The True Piston Motion (TPM) technology has been developed by Eighteen Sound in order to improve the high frequency behavior of top of the range compression drivers, and it's based on an exclusive Titanium Nitride coating process and the use of pure Beryllium membranes that dramatically improve stiffness with great benefits in transient and intermodulation distortion response.
The advancements achieved with TPM technology, when compared to already optimum performances of pure titanium diaphragms, have been obtained by extensive research made on the new material treatment.
The special Titanium Nitride Coating dramatically improves stiffness with obvious benefits in transient and intermodulation distortion response. With its very high value of elasticity modulus (five times more than titanium), nitride thin film is capable of increasing regular titanium stiffness by 45%.

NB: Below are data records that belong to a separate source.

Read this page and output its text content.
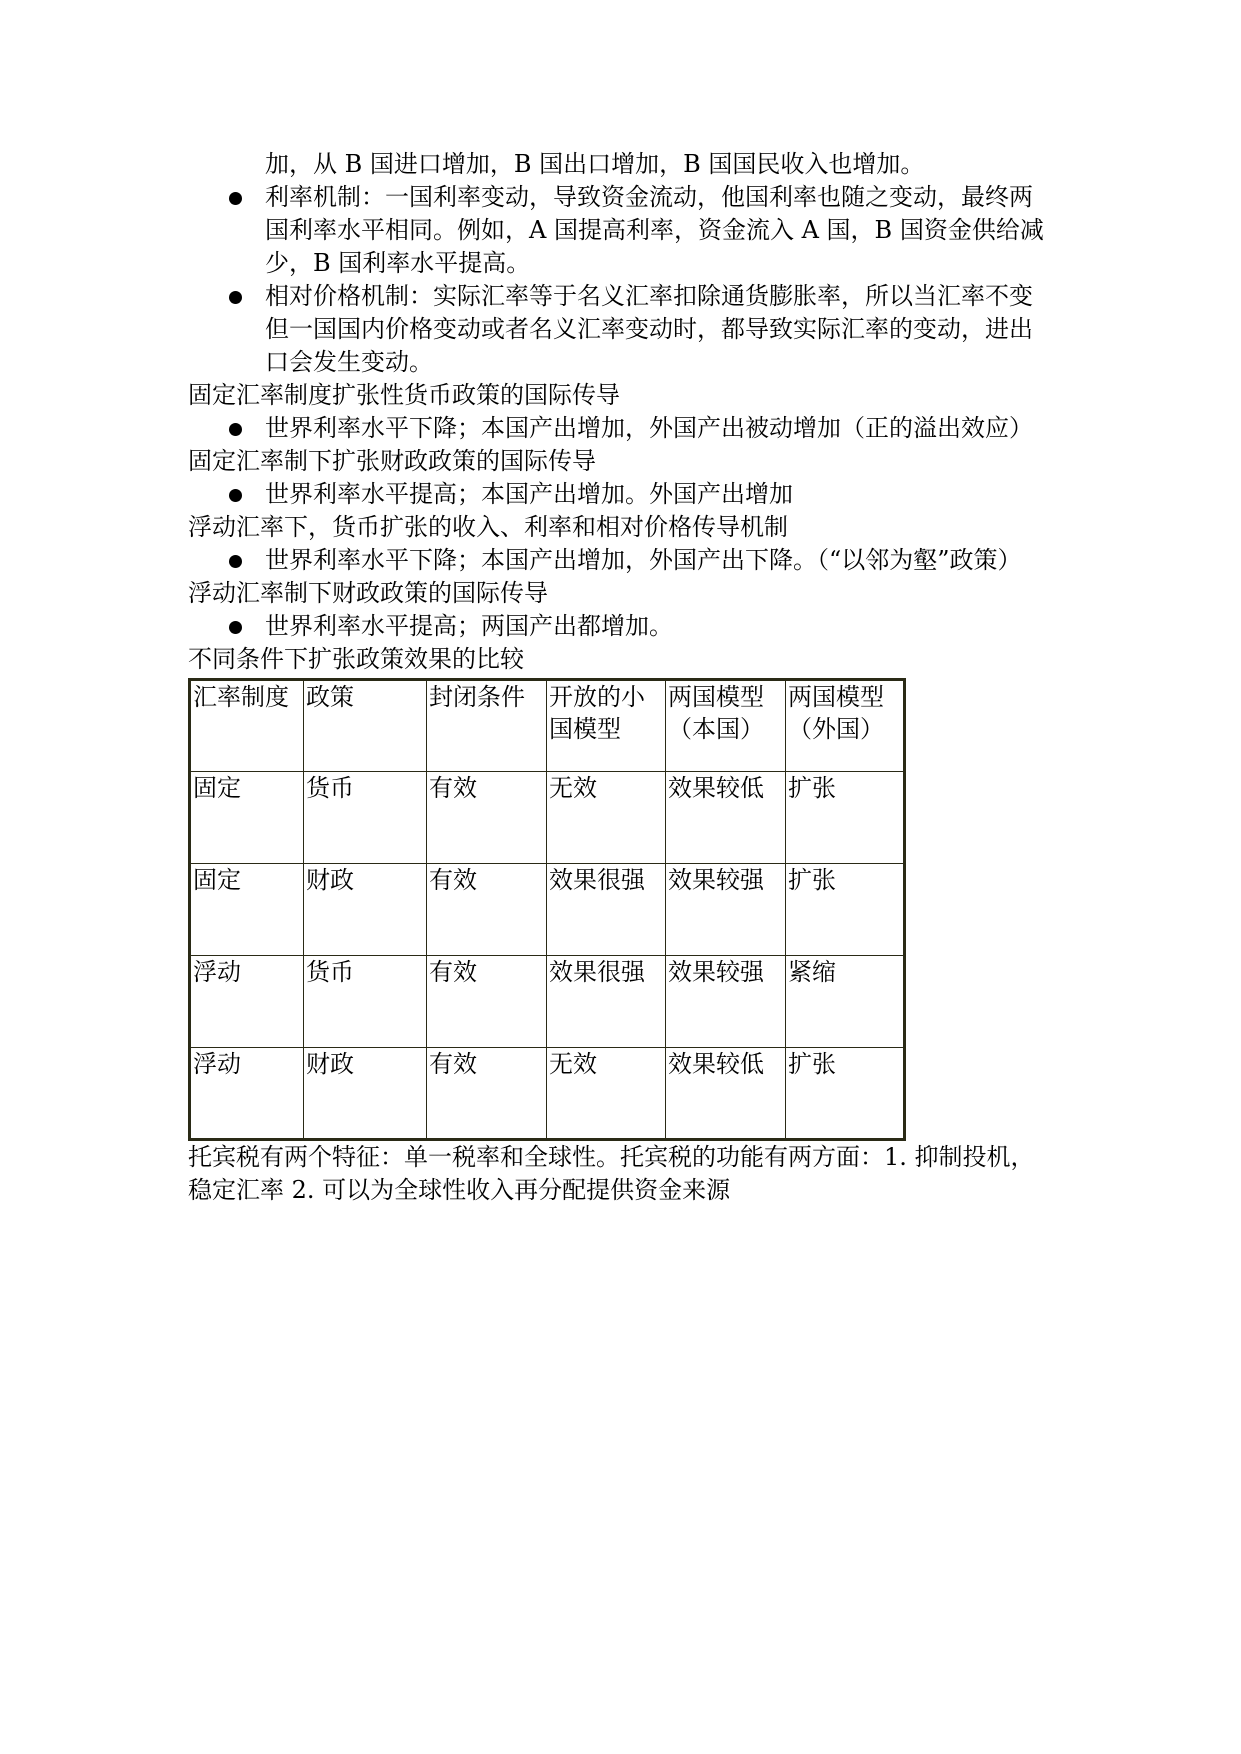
加，从 B 国进口增加，B 国出口增加，B 国国民收入也增加。
利率机制：一国利率变动，导致资金流动，他国利率也随之变动，最终两
国利率水平相同。例如，A 国提高利率，资金流入 A 国，B 国资金供给减
少，B 国利率水平提高。
相对价格机制：实际汇率等于名义汇率扣除通货膨胀率，所以当汇率不变
但一国国内价格变动或者名义汇率变动时，都导致实际汇率的变动，进出
口会发生变动。
固定汇率制度扩张性货币政策的国际传导
世界利率水平下降；本国产出增加，外国产出被动增加（正的溢出效应）
固定汇率制下扩张财政政策的国际传导
世界利率水平提高；本国产出增加。外国产出增加
浮动汇率下，货币扩张的收入、利率和相对价格传导机制
世界利率水平下降；本国产出增加，外国产出下降。（“以邻为壑”政策）
浮动汇率制下财政政策的国际传导
世界利率水平提高；两国产出都增加。
不同条件下扩张政策效果的比较
汇率制度	政策	封闭条件	开放的小国模型	两国模型（本国）	两国模型（外国）
固定	货币	有效	无效	效果较低	扩张
固定	财政	有效	效果很强	效果较强	扩张
浮动	货币	有效	效果很强	效果较强	紧缩
浮动	财政	有效	无效	效果较低	扩张
托宾税有两个特征：单一税率和全球性。托宾税的功能有两方面：1. 抑制投机，
稳定汇率 2. 可以为全球性收入再分配提供资金来源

The piston frequency range motion extends 25% higher in frequency, showing a predictable, ideal frequency response decay and avoiding top-end spurious resonances. The nitride-free ellipsoidal suspension shape has been designed to maintain inherent titanium constant stiffness, assuring a 3rd harmonic distortion figure lower than 0.05% over the whole working frequency range.
It is known that a diaphragm for an electro-acoustic transducer (for example, a compression driver) must be light-weight and have a high value of flexural rigidity. This is because of its superior sound reproduction characteristics (higher efficiency, lower distortion, faster transient response).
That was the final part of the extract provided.